Fragiliser les titres-restaurant, que ce soit par des restrictions d’utilisation ou des commissions excessives, reviendrait à fragiliser l’ensemble du tissu économique et social.
Si les grands réseaux de paiements tels que Visa ou Mastercard pouvaient librement fixer des taux de commissions interbancaires (l’interchange) pour les cartes de titres-restaurant - à la condition exclusive que l’émetteur de titre-restaurant ne prenne plus de commission directe - nous pourrions significativement faire baisser les commissions (probablement autour de 2.5%) tout en garantissant aux nouveaux acteurs un mode de rémunération pérenne. D’autres solutions, s’appuyant sur la carte bancaire du salarié, moins coûteuses à opérer, permettent également de faire profiter les commerçants de commissions faibles.
Comment préserver les titres-restaurants ?
Favoriser un cadre permettant aux nouveaux émetteurs de proposer des alternatives serait non seulement un geste de justice économique, mais également une manière de préserver la philosophie du titre-restaurant. Cela permettrait de redonner du souffle aux restaurateurs et commerçants, tout en garantissant aux salariés une utilisation optimale de cet avantage.
C’est pourquoi de nouveaux acteurs comme l’Atout, Worklife ou Openeat ont fait le choix de ne pas facturer de commission aux restaurateurs et leur business model ne dépend pas de ces commissions. Favoriser la concurrence dans ce secteur dominé par quatre acteurs historiques est une bonne manière de soutenir toute la filière avec des solutions innovantes et respectueuses de leurs marges.
Face à ces enjeux, il est de la responsabilité des pouvoirs publics et des acteurs économiques de protéger ce système bénéfique pour tous. Les signataires de cette tribune demandent au gouvernement d’instaurer un cadre réglementaire clair pour faciliter l’émergence de nouveaux acteurs et encourager une plus grande transparence de la part des opérateurs.

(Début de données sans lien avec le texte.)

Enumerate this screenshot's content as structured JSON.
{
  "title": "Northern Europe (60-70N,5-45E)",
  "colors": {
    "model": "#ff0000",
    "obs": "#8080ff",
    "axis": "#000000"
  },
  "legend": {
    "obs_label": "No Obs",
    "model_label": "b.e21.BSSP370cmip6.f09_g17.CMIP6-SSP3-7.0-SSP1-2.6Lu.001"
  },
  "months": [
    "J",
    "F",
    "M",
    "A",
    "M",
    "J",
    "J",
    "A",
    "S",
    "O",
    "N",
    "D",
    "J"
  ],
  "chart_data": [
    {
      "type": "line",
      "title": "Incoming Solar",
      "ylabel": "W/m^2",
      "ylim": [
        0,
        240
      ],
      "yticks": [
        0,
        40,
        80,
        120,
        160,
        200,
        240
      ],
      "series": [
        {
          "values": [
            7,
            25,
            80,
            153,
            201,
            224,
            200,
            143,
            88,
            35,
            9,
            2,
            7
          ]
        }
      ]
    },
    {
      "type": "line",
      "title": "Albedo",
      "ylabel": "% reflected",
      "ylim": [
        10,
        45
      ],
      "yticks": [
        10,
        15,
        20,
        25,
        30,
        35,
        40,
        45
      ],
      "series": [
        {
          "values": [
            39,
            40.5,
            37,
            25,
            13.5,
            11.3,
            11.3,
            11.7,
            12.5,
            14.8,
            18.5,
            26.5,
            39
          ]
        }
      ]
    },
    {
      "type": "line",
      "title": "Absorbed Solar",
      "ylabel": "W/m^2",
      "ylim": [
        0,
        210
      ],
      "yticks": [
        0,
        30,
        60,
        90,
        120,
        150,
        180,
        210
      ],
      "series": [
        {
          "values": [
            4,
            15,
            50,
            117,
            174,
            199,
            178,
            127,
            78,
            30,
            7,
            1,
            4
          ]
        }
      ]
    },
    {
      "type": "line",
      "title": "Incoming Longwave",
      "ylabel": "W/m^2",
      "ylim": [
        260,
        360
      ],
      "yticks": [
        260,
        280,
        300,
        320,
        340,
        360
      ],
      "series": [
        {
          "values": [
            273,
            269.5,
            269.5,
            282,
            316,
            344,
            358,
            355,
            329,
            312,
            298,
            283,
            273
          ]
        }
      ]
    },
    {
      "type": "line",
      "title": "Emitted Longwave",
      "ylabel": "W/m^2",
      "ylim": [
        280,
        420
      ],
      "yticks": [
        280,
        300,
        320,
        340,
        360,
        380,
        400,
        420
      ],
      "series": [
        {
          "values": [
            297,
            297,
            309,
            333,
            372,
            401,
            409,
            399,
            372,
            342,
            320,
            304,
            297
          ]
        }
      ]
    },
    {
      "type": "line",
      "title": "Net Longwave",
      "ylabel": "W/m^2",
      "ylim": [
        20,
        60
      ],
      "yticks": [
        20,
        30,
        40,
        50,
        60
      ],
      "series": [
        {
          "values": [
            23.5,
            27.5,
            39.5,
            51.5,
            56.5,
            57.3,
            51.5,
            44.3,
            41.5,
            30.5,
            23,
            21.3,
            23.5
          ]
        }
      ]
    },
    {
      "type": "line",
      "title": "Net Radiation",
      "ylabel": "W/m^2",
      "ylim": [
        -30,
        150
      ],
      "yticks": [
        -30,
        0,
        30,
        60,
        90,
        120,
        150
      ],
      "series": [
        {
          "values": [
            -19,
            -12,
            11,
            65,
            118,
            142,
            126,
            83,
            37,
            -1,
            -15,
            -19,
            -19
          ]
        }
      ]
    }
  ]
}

Par ailleurs, les entreprises elles-mêmes ont intérêt à défendre un usage élargi des titres-restaurant, car ils constituent un atout important dans leur politique de rémunération globale.
Les titres-restaurant sont un vecteur essentiel de solidarité économique et sociale. Les fragiliser, que ce soit par des restrictions d’utilisation ou des commissions excessives, reviendrait à fragiliser l’ensemble du tissu économique et social. Il est donc impératif de garantir leur pérennité, tout en rééquilibrant les rapports entre opérateurs, commerçants et salariés, pour que ce système continue de bénéficier à tous.